For Joshua, watching Powell work on his late father’s recordings was a special, intimate experience, and when the session stretched to four hours he blew off his return trip and extended his stay in Nashville so he could see the process through. He didn’t want to miss a beat.
“This is this is exactly the kind of stuff that that dad just absolutely lived for,” Joshua says. “His spirit was in the studio that day, that’s for sure.”
With a cleaned up copy of the recording intact, all that was needed was Iggy’s final OK. It would prove easier said than done.
Telling the story
Flash forward to April of this year: the pandemic is in full swing, and Blackwell is working from home, taking a phone call in his daughter’s bedroom. On the other end of the phone is McGroggan, who says Iggy’s still not 100% sure about the release. “He doesn’t remember it being that great of a show,” Blackwell is told.

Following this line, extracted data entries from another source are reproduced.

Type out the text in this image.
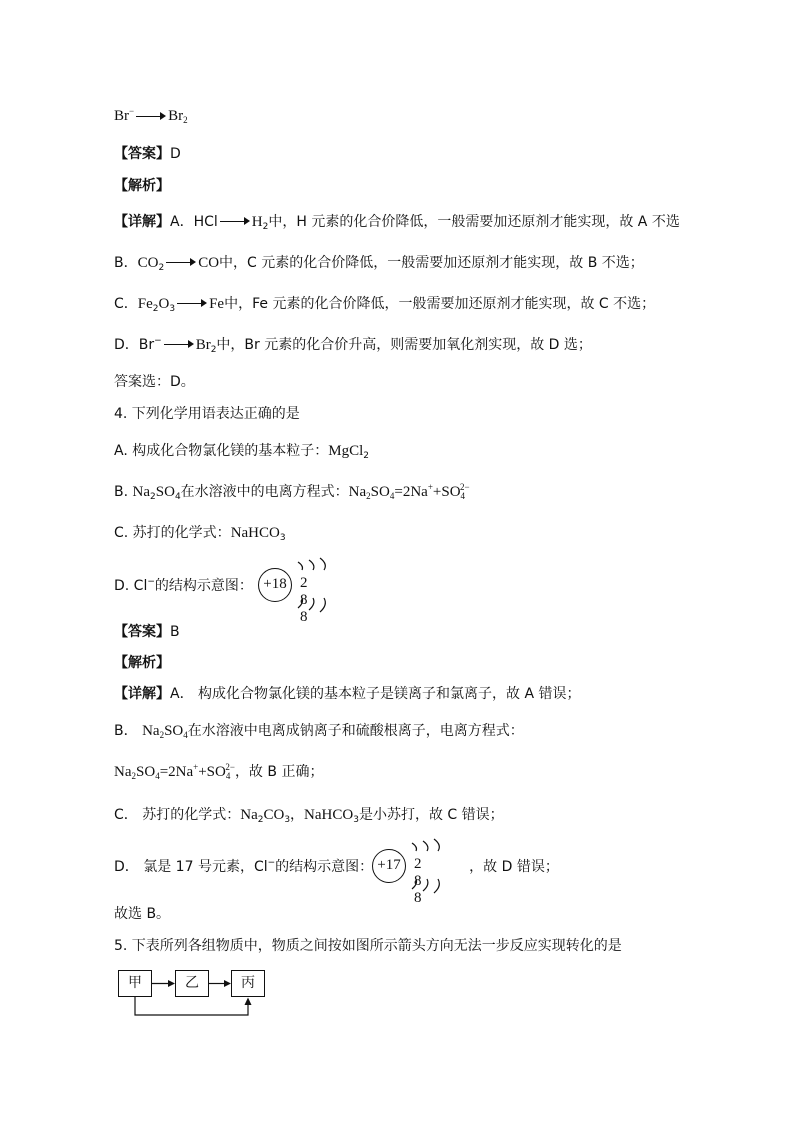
Br− $Br_2$
【答案】D
【解析】
【详解】A．HCl $H_2$中，H 元素的化合价降低，一般需要加还原剂才能实现，故 A 不选
B．$CO_2$ CO中，C 元素的化合价降低，一般需要加还原剂才能实现，故 B 不选；
C．$Fe_2O_3$ Fe中，Fe 元素的化合价降低，一般需要加还原剂才能实现，故 C 不选；
D．Br− $Br_2$中，Br 元素的化合价升高，则需要加氧化剂实现，故 D 选；
答案选：D。
4. 下列化学用语表达正确的是
A. 构成化合物氯化镁的基本粒子：MgCl$_2$
B. $Na_2SO_4$在水溶液中的电离方程式：$Na_2SO_4=2Na^++SO_4^{2-}$
C. 苏打的化学式：NaHCO$_3$
D. Cl−的结构示意图： +18 2 8 8
【答案】B
【解析】
【详解】A． 构成化合物氯化镁的基本粒子是镁离子和氯离子，故 A 错误；
B． $Na_2SO_4$在水溶液中电离成钠离子和硫酸根离子，电离方程式：
$Na_2SO_4=2Na^++SO_4^{2-}$，故 B 正确；
C． 苏打的化学式：$Na_2CO_3$，NaHCO$_3$是小苏打，故 C 错误；
D． 氯是 17 号元素，Cl−的结构示意图：	，故 D 错误；
+17 2 8 8
故选 B。
5. 下表所列各组物质中，物质之间按如图所示箭头方向无法一步反应实现转化的是
甲	乙	丙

Blackwell relays the message to his team at Third Man and tells them they’re not really pausing on the release but they’re not exactly full speed ahead either.
“When something like this happens, it’s hard,” says Blackwell. “It’s your biggest fear.”

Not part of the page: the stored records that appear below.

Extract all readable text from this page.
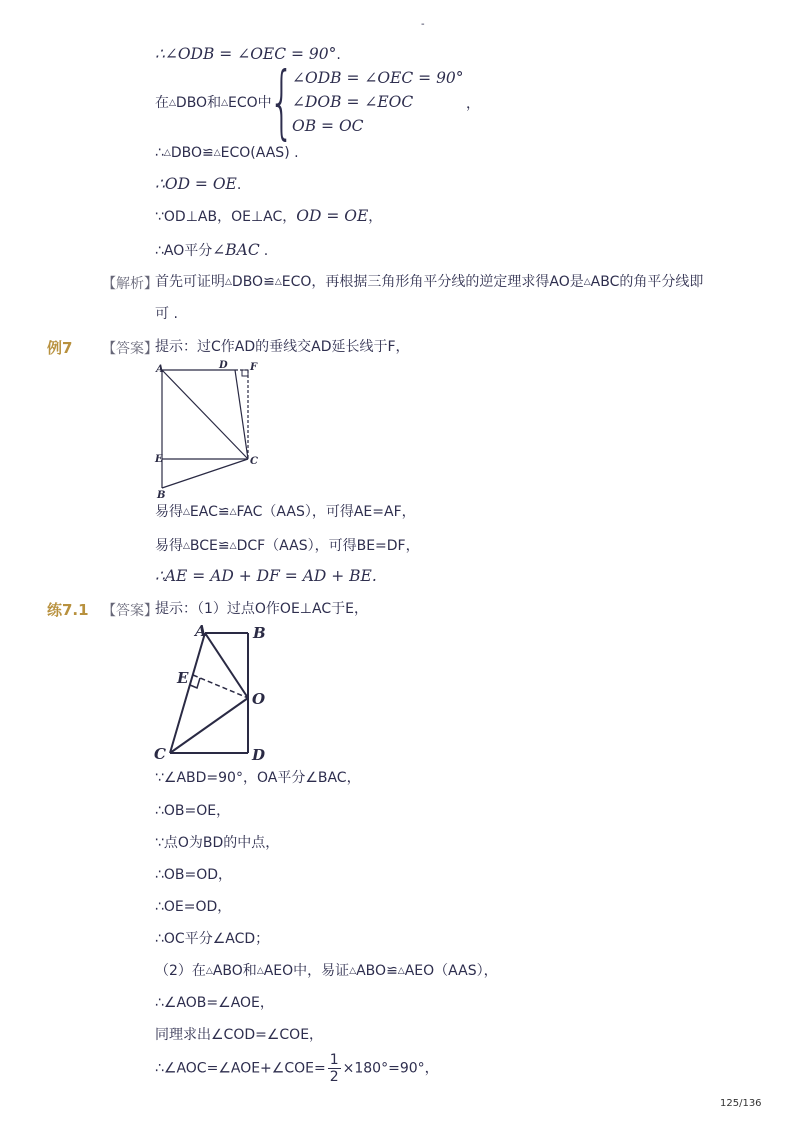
-
∴∠ODB = ∠OEC = 90°.
在△DBO和△ECO中
{
∠ODB = ∠OEC = 90°
∠DOB = ∠EOC
OB = OC
，
∴△DBO≌△ECO(AAS) .
∴OD = OE.
∵OD⊥AB，OE⊥AC，OD = OE，
∴AO平分∠BAC .
【解析】
首先可证明△DBO≌△ECO，再根据三角形角平分线的逆定理求得AO是△ABC的角平分线即
可 .
例7 【答案】
提示：过C作AD的垂线交AD延长线于F，
A	D F
E	C
B
易得△EAC≌△FAC（AAS），可得AE=AF，
易得△BCE≌△DCF（AAS），可得BE=DF，
∴AE = AD + DF = AD + BE.
练7.1 【答案】
提示：（1）过点O作OE⊥AC于E，
A	B
E
O
C	D
∵∠ABD=90°，OA平分∠BAC，
∴OB=OE，
∵点O为BD的中点，
∴OB=OD，
∴OE=OD，
∴OC平分∠ACD；
（2）在△ABO和△AEO中，易证△ABO≌△AEO（AAS），
∴∠AOB=∠AOE，
同理求出∠COD=∠COE，
∴∠AOC=∠AOE+∠COE= $\frac{1}{2} \times 180^\circ=90^\circ$，
125/136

No Iggy, no release. It’s that simple. Was it that the tapes told a different story than Iggy had been telling for 50 years? Or was he just not into the idea of a live release of the show?
Whatever it was, a week later Blackwell got a call, and Iggy gave his green light. But he wasn’t done having his say with regards to Alexander’s performance. In the album’s liner notes, Iggy adjusts the “no bass” narrative but still lays into his bassist.

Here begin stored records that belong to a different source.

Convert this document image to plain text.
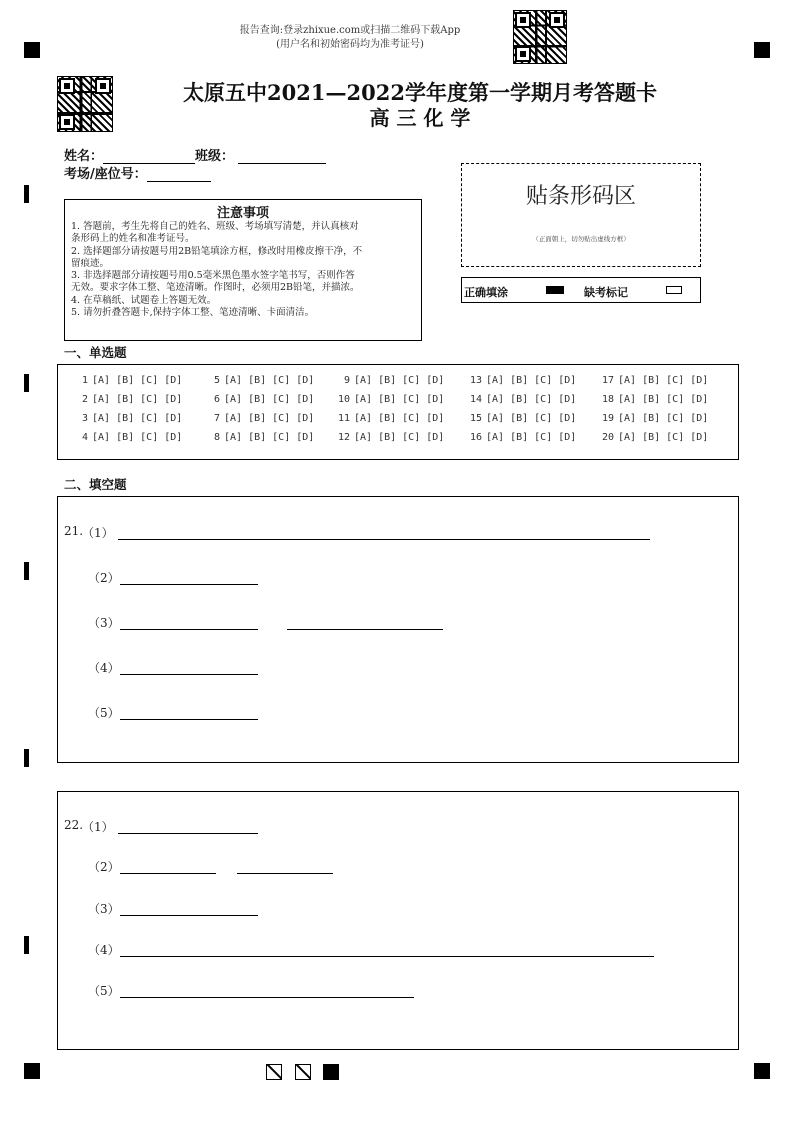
报告查询:登录zhixue.com或扫描二维码下载App
(用户名和初始密码均为准考证号)
太原五中2021—2022学年度第一学期月考答题卡
高 三 化 学
姓名：	班级：
考场/座位号：
注意事项
1. 答题前，考生先将自己的姓名、班级、考场填写清楚，并认真核对
条形码上的姓名和准考证号。
2. 选择题部分请按题号用2B铅笔填涂方框，修改时用橡皮擦干净，不
留痕迹。
3. 非选择题部分请按题号用0.5毫米黑色墨水签字笔书写，否则作答
无效。要求字体工整、笔迹清晰。作图时，必须用2B铅笔，并描浓。
4. 在草稿纸、试题卷上答题无效。
5. 请勿折叠答题卡,保持字体工整、笔迹清晰、卡面清洁。
贴条形码区
（正面朝上，切勿贴出虚线方框）
正确填涂	缺考标记
一、单选题
1 [A] [B] [C] [D]
2 [A] [B] [C] [D]
3 [A] [B] [C] [D]
4 [A] [B] [C] [D]
5 [A] [B] [C] [D]
6 [A] [B] [C] [D]
7 [A] [B] [C] [D]
8 [A] [B] [C] [D]
9 [A] [B] [C] [D]
10 [A] [B] [C] [D]
11 [A] [B] [C] [D]
12 [A] [B] [C] [D]
13 [A] [B] [C] [D]
14 [A] [B] [C] [D]
15 [A] [B] [C] [D]
16 [A] [B] [C] [D]
17 [A] [B] [C] [D]
18 [A] [B] [C] [D]
19 [A] [B] [C] [D]
20 [A] [B] [C] [D]
二、填空题
21.
（1）
（2）
（3）
（4）
（5）
22.
（1）
（2）
（3）
（4）
（5）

“Dave was in the wrong key,” Pop says, referring to Alexander’s playing on “Loose,” blasting his performance like a scorned music teacher and saying he went for his chord changes too early. “Four times he makes that same mistake resulting in a complete loss of chorus on the part of the band and the singer, resulting in having to dump the complete hook line and chorus.”
Iggy continues, “Ron and Scott (Asheton) were on fire that night. That’s why this recording sounds so raw and exciting. I did my job, which was to stir (expletive) up. As for the local gossips they’re still gossiping.”
Iggy gets his say, and the rest is up to listeners, who will hear Alexander throughout, despite his shaky beginning. The album’s release was announced in June, and it will be released Friday on vinyl, CD and digitally.
Alexander died in February 1975 at the age of 27 of a pulmonary embolism, and after all this time, Blackwell sees the recording as his redemption.
“Listen to his performance on ‘Dirt,’ listen to his performance on ‘Fun House.’ They are solid,” he says. “And if this is what sticks out in Iggy’s memory as a bad Stooges performance, I cannot imagine what an amazing performance would have been. Because these guys are tight.”
Cassily’s family, meanwhile, sees the album in a different light, and views its release as a tribute to Jim, his spirit and his contributions to the field he loved so dearly.
“From the very beginning on this, it’s always just been about making one small piece of dad’s legacy known,” Joshua says. “That’s been my sole motivation .”
“This is something that he did that’s going to make a lot of people happy,” he says — while it makes a lot of rock historians swoon.